Question

$4.0$ moles of $P{Cl}_5$ dissociate at $760K$ in a $2$ litre flask, $P{Cl}_5\left(g\right)\rightleftharpoons P{Cl}_3\left(g\right)+{Cl}_2\left(g\right)$ at equilibrium $0.8$ mole of ${Cl}_2$ was present in the flask.

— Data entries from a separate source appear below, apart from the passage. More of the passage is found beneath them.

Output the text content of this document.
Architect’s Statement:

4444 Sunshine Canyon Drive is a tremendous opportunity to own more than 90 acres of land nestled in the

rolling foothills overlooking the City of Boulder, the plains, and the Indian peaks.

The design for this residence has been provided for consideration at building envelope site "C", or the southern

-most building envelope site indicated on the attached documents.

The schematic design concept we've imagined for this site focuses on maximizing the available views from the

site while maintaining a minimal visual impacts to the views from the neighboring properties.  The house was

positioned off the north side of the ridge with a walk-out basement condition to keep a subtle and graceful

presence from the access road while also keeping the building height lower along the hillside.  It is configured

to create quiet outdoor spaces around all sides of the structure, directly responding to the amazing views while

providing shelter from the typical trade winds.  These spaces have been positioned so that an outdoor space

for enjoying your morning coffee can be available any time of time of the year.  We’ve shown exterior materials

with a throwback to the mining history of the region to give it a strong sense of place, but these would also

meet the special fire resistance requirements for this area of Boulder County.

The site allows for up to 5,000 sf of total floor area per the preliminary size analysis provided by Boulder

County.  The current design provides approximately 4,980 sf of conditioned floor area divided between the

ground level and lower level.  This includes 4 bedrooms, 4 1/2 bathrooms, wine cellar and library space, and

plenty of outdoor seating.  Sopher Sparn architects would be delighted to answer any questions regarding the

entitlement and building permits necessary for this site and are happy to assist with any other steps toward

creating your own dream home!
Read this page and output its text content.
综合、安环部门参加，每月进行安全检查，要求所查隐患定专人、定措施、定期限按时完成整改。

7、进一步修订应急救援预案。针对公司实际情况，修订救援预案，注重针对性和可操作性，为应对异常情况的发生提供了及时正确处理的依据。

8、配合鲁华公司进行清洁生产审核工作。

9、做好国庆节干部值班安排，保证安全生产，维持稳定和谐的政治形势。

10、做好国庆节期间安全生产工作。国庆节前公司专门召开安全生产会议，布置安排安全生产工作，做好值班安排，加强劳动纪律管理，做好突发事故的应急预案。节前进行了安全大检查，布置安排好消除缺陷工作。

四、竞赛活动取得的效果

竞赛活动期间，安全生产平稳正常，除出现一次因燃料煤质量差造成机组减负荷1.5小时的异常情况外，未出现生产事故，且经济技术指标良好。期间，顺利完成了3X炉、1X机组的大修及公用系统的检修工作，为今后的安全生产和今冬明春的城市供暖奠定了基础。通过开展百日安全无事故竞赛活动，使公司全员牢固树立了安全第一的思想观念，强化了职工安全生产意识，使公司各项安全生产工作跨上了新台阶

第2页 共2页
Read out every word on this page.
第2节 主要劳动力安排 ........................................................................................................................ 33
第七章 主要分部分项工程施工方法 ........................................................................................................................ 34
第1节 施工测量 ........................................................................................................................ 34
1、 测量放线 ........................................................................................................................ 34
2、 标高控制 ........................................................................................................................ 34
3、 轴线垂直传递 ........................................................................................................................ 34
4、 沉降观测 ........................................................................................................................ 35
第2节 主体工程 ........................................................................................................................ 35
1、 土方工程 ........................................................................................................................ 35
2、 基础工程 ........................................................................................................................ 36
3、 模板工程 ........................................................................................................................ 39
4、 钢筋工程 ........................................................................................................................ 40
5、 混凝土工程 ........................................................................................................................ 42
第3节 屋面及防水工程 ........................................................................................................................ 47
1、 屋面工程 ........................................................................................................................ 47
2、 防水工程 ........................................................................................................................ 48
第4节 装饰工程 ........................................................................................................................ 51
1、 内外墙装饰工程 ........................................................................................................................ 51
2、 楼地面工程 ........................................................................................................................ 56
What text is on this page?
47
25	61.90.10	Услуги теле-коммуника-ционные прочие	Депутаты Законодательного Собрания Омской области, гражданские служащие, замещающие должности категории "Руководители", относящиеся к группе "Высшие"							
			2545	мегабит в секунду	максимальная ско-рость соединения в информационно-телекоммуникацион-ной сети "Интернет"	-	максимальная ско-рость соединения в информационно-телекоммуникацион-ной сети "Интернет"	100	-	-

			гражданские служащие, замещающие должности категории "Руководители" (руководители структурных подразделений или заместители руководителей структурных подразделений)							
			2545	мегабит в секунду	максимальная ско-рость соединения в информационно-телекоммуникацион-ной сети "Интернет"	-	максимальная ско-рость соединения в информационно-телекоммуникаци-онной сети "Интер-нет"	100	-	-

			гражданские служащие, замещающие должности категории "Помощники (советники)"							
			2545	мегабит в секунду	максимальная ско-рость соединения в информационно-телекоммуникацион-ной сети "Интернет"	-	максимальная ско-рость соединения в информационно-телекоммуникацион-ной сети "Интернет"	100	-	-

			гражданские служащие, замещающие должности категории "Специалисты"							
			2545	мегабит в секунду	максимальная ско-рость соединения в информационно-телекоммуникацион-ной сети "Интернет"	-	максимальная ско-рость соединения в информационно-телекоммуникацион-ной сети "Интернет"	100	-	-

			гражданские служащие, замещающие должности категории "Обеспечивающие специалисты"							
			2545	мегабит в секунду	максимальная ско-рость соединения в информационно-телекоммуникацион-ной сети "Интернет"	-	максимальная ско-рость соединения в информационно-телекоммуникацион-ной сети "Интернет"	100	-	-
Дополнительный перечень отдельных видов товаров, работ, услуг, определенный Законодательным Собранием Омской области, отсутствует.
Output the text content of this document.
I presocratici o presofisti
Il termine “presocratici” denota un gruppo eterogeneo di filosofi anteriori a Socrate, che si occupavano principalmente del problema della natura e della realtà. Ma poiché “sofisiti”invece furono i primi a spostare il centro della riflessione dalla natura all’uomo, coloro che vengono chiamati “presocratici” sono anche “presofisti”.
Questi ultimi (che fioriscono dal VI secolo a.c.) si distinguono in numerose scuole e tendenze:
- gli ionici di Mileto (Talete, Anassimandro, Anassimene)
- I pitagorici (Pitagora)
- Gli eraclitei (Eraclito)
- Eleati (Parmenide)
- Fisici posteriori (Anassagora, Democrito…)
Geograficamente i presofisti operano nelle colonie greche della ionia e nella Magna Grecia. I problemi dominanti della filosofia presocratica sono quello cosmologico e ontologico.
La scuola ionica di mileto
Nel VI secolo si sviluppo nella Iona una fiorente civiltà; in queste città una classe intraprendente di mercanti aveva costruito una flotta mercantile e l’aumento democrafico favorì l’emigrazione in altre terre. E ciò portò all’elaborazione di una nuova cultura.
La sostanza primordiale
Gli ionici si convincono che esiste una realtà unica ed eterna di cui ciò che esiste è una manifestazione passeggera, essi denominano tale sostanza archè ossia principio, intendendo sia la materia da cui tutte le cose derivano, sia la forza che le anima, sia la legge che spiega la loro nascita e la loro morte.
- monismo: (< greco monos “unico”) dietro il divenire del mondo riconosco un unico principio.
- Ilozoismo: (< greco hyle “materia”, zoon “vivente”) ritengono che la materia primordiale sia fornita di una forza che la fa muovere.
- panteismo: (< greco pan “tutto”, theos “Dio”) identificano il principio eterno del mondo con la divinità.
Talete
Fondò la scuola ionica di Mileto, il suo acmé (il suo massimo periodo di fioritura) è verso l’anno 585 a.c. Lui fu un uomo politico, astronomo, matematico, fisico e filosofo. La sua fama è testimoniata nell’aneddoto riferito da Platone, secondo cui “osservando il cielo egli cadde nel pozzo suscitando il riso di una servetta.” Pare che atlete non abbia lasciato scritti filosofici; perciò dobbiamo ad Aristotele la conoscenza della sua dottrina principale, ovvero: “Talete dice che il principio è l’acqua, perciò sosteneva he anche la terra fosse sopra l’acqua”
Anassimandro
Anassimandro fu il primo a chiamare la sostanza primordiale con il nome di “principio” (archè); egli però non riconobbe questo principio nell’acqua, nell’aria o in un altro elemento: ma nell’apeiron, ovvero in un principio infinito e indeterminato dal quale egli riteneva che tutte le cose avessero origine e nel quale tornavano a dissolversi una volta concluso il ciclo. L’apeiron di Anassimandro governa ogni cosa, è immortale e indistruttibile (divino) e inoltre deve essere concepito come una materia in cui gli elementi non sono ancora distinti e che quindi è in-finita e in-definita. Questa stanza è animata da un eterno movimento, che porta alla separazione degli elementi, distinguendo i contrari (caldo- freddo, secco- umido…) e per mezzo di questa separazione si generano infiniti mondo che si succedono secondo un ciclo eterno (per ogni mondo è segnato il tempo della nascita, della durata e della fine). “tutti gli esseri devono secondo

The equilibrium constant would be:

• A. $1.0\times {10}^{-1}$
• B. $1.0\times {10}^{-4}$
• C. $1.0\times {10}^{-2}$
• D. $1.0\times {10}^{-3}$

Answer 1

The correct option is A $1.0\times {10}^{-1}$

Given,

No. of moles of $PC{l}_5=4mol$

Volume of the flask$=2litre$

No. of moles of $C{l}_2$ left in the flask$=0.8mol$

Dissociation of $PC{l}_5$ can be given as

$PC{l}_5\rightleftharpoons PC{l}_3+C{l}_2$

At t=0 $4mol$ $0$ $0$

At equilibrium $(4-0.8)mol$ $0.8mol$ $0.8mol$

To find equilibrium constant$K_c=\frac{\left[PC{l}_3\right]\times \left[C{l}_2\right]}{\left[PC{l}_5\right]}$, we have to find the concentration of every component.

Concentration of the component = moles of the component/volume

Concentration of $PC{l}_5$$=\frac{4-0.8moles}{2}=1.6mol/L$

Concentration of $PC{l}_3$$=\frac{0.8moles}{2}=0.4mol/L$

Concentration of $C{l}_2$$=\frac{0.8moles}{2}=0.4mol/L$

Substituting these values in the formula for equilibrium constant we get,

$K_c=\frac{\left[PC{l}_3\right]\times \left[C{l}_2\right]}{\left[PC{l}_5\right]}$

$K_c=\frac{0.4\times 0.4}{1.6}=0.1$

Since, $0.1$ can also be written as $1.0\times {10}^{-1}$ , therefore option A is correct.